= Fireboats of Jamaica =

Fire-fighting watercraft in Jamaica

The Jamaican Fire Brigade operates several fireboats of Jamaica.
According to a 2003 article in the Jamaica Gleaner the three fireboats then nominally operated by the Fire Brigade were all in a state of disrepair, and had all been out of service for months—or in the case of one vessel—years. According to another Gleaner article the stations were dangerously over-run with rats and other vermin.

In 2005 the Jamaica Star reported that after the fireboat assigned to the Kingston Fire Boat Station had been out of service for most of 2004—being sent for repair four separate times, the staff were assigned to other duties when the fireboat was placed permanently offline.

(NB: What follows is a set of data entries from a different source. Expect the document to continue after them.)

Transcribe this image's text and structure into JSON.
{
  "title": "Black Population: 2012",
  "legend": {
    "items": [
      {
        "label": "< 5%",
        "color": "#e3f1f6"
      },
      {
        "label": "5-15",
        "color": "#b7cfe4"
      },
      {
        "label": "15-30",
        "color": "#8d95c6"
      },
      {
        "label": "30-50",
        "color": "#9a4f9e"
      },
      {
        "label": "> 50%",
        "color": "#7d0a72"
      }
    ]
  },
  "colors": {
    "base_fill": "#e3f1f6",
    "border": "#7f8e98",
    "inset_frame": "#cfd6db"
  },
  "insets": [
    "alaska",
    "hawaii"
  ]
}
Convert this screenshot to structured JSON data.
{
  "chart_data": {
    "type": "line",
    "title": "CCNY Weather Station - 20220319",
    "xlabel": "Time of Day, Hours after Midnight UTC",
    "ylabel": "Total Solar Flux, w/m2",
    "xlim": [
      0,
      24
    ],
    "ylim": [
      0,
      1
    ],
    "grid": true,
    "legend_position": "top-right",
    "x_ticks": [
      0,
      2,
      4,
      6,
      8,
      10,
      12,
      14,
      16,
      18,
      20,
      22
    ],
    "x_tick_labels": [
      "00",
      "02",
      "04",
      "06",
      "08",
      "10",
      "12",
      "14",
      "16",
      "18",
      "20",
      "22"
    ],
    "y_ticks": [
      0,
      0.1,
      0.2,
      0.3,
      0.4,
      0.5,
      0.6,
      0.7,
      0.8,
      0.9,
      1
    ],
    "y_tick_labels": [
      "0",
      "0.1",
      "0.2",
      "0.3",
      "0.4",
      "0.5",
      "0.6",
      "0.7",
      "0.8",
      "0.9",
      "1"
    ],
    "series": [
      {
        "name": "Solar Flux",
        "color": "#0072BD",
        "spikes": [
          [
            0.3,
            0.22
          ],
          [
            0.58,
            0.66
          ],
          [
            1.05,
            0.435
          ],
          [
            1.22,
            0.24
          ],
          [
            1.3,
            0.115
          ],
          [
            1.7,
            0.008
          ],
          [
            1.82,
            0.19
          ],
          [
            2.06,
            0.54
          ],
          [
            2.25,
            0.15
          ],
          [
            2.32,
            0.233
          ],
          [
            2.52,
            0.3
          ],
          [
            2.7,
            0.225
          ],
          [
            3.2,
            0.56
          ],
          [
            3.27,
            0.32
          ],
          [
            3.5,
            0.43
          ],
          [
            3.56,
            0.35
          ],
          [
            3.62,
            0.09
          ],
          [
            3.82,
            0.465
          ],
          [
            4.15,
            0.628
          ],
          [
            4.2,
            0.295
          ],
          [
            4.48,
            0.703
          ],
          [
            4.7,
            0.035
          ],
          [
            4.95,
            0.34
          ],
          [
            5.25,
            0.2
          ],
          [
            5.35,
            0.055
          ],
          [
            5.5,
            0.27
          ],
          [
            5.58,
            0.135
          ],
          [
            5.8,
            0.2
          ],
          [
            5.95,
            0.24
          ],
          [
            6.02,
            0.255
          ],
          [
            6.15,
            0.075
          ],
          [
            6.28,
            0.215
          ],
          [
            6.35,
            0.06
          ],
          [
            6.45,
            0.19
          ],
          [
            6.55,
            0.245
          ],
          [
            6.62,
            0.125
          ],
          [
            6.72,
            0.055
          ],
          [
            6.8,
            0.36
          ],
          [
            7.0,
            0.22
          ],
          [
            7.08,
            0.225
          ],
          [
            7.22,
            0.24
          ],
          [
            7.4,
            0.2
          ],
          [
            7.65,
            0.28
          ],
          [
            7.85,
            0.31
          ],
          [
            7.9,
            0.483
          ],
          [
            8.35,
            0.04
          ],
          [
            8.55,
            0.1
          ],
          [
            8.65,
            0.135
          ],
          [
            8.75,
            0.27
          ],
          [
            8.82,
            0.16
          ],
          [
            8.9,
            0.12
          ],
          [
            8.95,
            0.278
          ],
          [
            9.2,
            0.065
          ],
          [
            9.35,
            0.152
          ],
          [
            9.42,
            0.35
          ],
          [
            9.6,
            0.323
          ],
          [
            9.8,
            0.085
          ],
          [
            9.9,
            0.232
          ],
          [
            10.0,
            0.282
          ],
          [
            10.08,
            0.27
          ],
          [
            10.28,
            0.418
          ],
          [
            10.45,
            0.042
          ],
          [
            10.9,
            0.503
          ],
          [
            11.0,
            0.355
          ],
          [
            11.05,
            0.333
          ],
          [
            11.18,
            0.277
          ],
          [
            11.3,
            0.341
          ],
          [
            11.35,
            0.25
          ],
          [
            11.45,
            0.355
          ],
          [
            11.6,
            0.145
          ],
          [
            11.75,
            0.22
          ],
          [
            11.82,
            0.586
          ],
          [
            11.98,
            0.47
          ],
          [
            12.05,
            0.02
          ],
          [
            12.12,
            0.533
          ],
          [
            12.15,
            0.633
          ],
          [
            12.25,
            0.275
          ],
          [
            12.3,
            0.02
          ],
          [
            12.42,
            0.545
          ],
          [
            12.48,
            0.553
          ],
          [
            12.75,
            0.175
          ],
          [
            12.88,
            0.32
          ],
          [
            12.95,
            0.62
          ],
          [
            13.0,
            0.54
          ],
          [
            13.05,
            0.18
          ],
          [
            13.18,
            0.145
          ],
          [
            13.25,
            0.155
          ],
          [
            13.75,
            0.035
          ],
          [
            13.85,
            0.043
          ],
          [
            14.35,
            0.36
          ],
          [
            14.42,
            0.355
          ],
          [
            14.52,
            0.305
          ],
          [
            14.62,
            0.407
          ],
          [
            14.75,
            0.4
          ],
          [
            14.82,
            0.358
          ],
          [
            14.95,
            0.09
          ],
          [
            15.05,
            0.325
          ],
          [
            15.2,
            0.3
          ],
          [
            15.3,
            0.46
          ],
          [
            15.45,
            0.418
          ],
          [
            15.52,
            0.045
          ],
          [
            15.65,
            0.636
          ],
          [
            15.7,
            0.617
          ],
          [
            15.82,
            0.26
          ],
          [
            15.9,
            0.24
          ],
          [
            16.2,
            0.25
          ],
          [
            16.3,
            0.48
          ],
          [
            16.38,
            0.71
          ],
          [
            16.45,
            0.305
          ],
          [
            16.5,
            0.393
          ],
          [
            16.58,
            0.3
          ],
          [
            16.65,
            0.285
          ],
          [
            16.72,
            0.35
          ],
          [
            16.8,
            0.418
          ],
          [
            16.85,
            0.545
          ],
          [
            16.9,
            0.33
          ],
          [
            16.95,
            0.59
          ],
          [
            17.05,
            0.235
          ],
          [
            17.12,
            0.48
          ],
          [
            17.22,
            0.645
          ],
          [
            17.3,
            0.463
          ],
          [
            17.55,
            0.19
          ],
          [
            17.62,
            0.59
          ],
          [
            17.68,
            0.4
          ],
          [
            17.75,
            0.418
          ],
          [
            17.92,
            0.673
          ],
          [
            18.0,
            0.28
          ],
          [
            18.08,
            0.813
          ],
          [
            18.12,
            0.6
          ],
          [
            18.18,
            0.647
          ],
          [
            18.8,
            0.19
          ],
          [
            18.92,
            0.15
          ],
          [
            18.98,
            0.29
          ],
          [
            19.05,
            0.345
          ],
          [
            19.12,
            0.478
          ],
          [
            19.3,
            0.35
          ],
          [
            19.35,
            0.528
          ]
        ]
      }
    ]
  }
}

By 2012, the fireboat that served Montego Bay, Jamaica's second most important port, had been without a fireboat for over five years, as the previous boat had been written off as not worth repairing, but had yet to be replaced.

Both the mayor of Montego Bay, Glendon Harris, and Jamaica Senator Robert Montague have called for the urgent supply of new fireboats.

In November 2013 Alrick Hacker a Senior Deputy Superintendent of the Fire Brigade, defended the Brigade's replacement plans and outlined the interim measures in place until the new boats were in service.
Jamaica's three new Jamaican Coast Guard patrol cutters all mount a water cannon in their bow, and Hacker said the Coast Guard had been requested to help out until the Brigade's new fireboats were ready. He said the Police Marine units also had some firefighting capability, and they too had been asked to help out. He asserted that modern cruise ships, the foreign vessels of most acute concern, were built more fire-safe than in the past, and had the capability to fight their own fires, to a certain extent.

Hacker asserted that new technology would allow the Fire Brigade to replace their older, relatively large vessels with smaller, faster, more capable vessels, that would be cheaper to operate and to maintain.

In 2018 the Fire Brigade acquired two new fireboats.